The day my father died, he told me about a conversation he’d had with someone at work who’d asked him—because Dad was always telling stories—if he had ever done much writing. “No, but my daughter is trying to,” he said he told her. I smiled. I was working full-time as a newspaper reporter, buried in deadlines and surrounded by husband and children. I was waiting for the rest of my life—for the calling I felt to write something other than newspaper articles—to happen to me. My father held up a Newsweek magazine cover about people who were fried by work. He raised his eyebrows.

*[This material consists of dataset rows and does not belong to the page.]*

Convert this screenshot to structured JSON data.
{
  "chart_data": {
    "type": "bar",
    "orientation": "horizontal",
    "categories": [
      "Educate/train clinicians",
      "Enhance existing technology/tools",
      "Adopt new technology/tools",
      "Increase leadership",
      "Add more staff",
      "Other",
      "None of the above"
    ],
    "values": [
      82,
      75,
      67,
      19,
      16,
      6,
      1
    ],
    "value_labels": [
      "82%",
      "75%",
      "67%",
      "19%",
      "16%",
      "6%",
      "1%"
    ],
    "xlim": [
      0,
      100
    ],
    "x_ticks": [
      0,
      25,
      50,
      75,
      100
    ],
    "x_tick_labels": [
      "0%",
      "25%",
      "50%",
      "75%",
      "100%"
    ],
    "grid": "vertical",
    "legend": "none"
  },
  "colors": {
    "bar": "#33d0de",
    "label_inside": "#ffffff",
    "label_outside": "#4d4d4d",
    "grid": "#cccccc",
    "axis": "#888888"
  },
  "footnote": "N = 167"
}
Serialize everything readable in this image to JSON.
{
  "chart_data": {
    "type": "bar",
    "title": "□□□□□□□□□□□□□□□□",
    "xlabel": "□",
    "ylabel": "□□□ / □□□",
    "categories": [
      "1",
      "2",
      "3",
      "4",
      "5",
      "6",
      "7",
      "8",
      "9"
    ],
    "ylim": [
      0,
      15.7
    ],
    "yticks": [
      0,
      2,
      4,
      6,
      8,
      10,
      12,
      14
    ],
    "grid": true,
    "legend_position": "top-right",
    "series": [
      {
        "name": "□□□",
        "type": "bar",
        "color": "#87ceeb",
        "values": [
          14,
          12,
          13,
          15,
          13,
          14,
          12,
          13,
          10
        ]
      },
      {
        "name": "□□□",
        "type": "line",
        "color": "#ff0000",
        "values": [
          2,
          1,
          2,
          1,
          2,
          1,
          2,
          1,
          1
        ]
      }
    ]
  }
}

That night, my father died, and in the days after, I felt this tremendous push: start writing stories. I knew I was a writer, but I was not writing from my own ideas then. I started by picking up a book by Julia Cameron, The Artist’s Way. Cameron tells us to write three pages in a notebook every day, no matter how difficult. Cameron’s methods don’t all speak to me, but this one cemented the habit of regular writing, and I have been working on spiral bound notebooks ever since.
Some years before all this, I had met myself in the mountains. My husband and I and two friends quit our jobs and sublet our apartments to hike from Georgia to Maine for four and a half months. I was 28. This was the first time I had ever broken out from society’s expectations, and, tame as it was, it liberated me to behomeless for that period.
I needed to do that then, and I still need to walk every day now, because I am one of those people who try a little too hard to please the world. I smile at people who are rude. I blush at pushy clerks. Walking alone takes me to who I really am and makes it possible to write originally. If the prose isn’t supposed to smile, it doesn’t. But I have to trudge through the woods first.
I have found that even in the press of earning a living, I can steal an hour out of the beginning of the day. After the first half-hour walking on a leafy path, the demands of the world I take too seriously begin to fade. Then the person I can’t normally hear visits me and tells me what to write. I can’t do this as well if I haven’t been in motion.